37. Somut olayda ayrıntıları ''Olay ve Olgular'' kısmında açıklandığı üzere (bkz. §§ 5-22) özet olarak başvurucular, süresinde verdiklerini iddia ettikleri dilekçe ile açmış oldukları dava hakkında ilgili mahkemenin dilekçelerini yetkili idare mahkemesine geç göndermesi nedeniyle süre aşımı kararının verilmesinin hizmet kusurundan kaynaklandığını öne sürerek dava açmıştır. Yukarıda değinilen ilkeler çerçevesinde başvurucuların baştan itibaren ileri sürdükleri iddialarına bakıldığında 7. İdare Mahkemesi davayı her ne kadar kabul etse de bu kararı kaldıran Dava Dairesi kararında başvurucuların iddialarına ilişkin olarak yeterli bir değerlendirmede bulunulduğu tespit edilmiştir. Derece mahkemesinden farklı olarak Dava Dairesi, başvurucuların bir kesinlik üzerine hareket etmediği ve varsayımlar üzerine iddialarını ileri sürdükleri değerlendirmesinde bulunduğunu kabul etmiştir.

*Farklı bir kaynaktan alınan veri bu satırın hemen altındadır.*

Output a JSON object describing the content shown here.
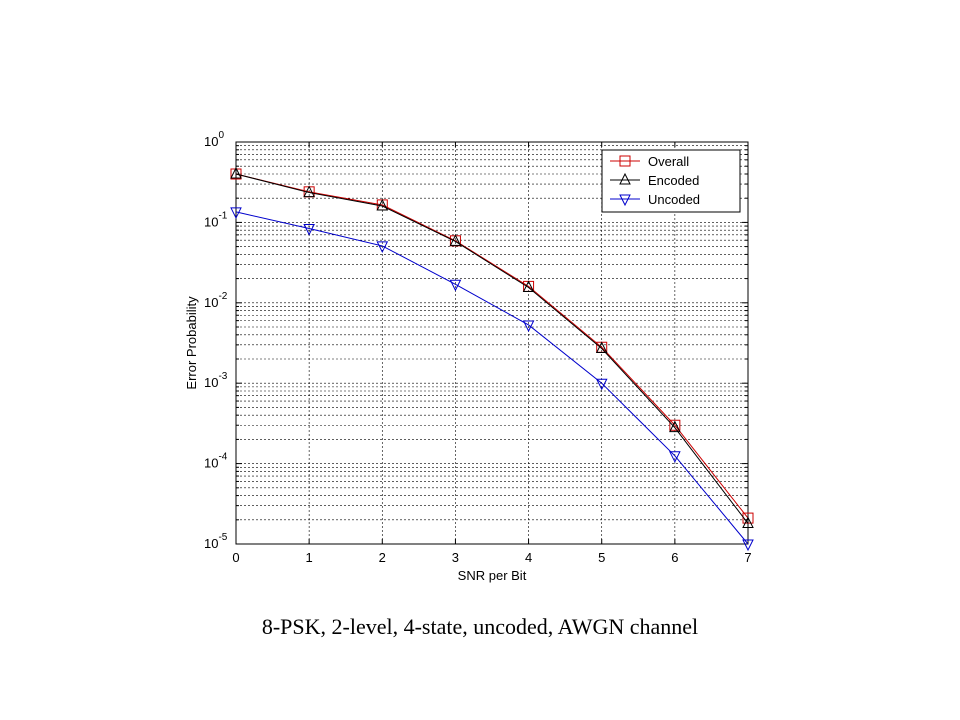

Dava Dairesine göre idarenin zarardan sorumlu tutulabilmesi için idari eylem nedeniyle meydana gelen zararın gerçekleşmiş olması ya da gerçekleşeceğinin kesin olması gerekmekte olup, gerçekleşmesi olası bulunan zararlar idarenin tazmin sorumluluğunu doğurmayacaktır. Dava Dairesine göre şayet dava, süresi içerisinde açılmış olsaydı başvurucuların lehlerine de emsal davada olduğu gibi tazminata hükmedileceği sonucuna ulaşılmasına hukuksal olarak olanak bulunmamaktadır. Bu tespitler sonrasında Dava Dairesine göre, tazminata hükmedilebilmesi için ortada gerçekleşen veya gerçekleşmesi kesin olan bir zararın bulunması şart olup somut olayda bu nitelikleri taşımayan talep söz konusudur. Buna rağmen 7. İdare Mahkemesinin davanın kısmen kabulüne dair verdiği karar bu nedenlerle hukuka aykırıdır.
38. Başvuruya konu olayda başvurucunun ileri sürdüğü iddiaya ilişkin olarak Dava Dairesi tarafından yapılan bu değerlendirmelere bakıldığında gerekçede, uygulanması gerekli olan mevzuat hükmü ile somut olayın olgusal temelleri ayrıntılı şekilde incelenmiş ve tartışılmıştır.
39. Bunun yanında başvurucu, verilen kararın içtihatlara aykırı olduğunu ileri sürmüşse bu iddiasına dayanak olarak yargısal mercilerin benzer iddialar karşısında baştan itibaren istikrar ve süreklilik kazanmış yargısal uygulama örneklerini sunabilmiş değildir.
40. Başvurucu tarafından ileri sürülen iddialar, derece mahkemesince delillerin değerlendirilmesi ve hukuk kurallarının yorumlanmasına ilişkin olup Dava Dairesi kararında bariz takdir hatası veya açık bir keyfîlik oluşturan bir durumun da bulunmadığı dikkate alındığında ihlal iddialarının kanun yolu şikâyeti niteliğinde olduğu anlaşılmıştır.
41. Açıklanan nedenlerle başvurunun diğer kabul edilebilirlik koşulları yönünden incelenmeksizin açıkça dayanaktan yoksun olması nedeniyle kabul edilemez olduğuna karar verilmesi gerekir.
V. HÜKÜM
Açıklanan gerekçelerle;
A. Hakkaniyete uygun yargılanma hakkının ihlal edildiğine ilişkin iddianın açıkça dayanaktan yoksun olması nedeniyle KABUL EDİLEMEZ OLDUĞUNA,
B. Yargılama giderlerinin başvurucular üzerinde BIRAKILMASINA 19/10/2022 tarihinde OYBİRLİĞİYLE karar verildi.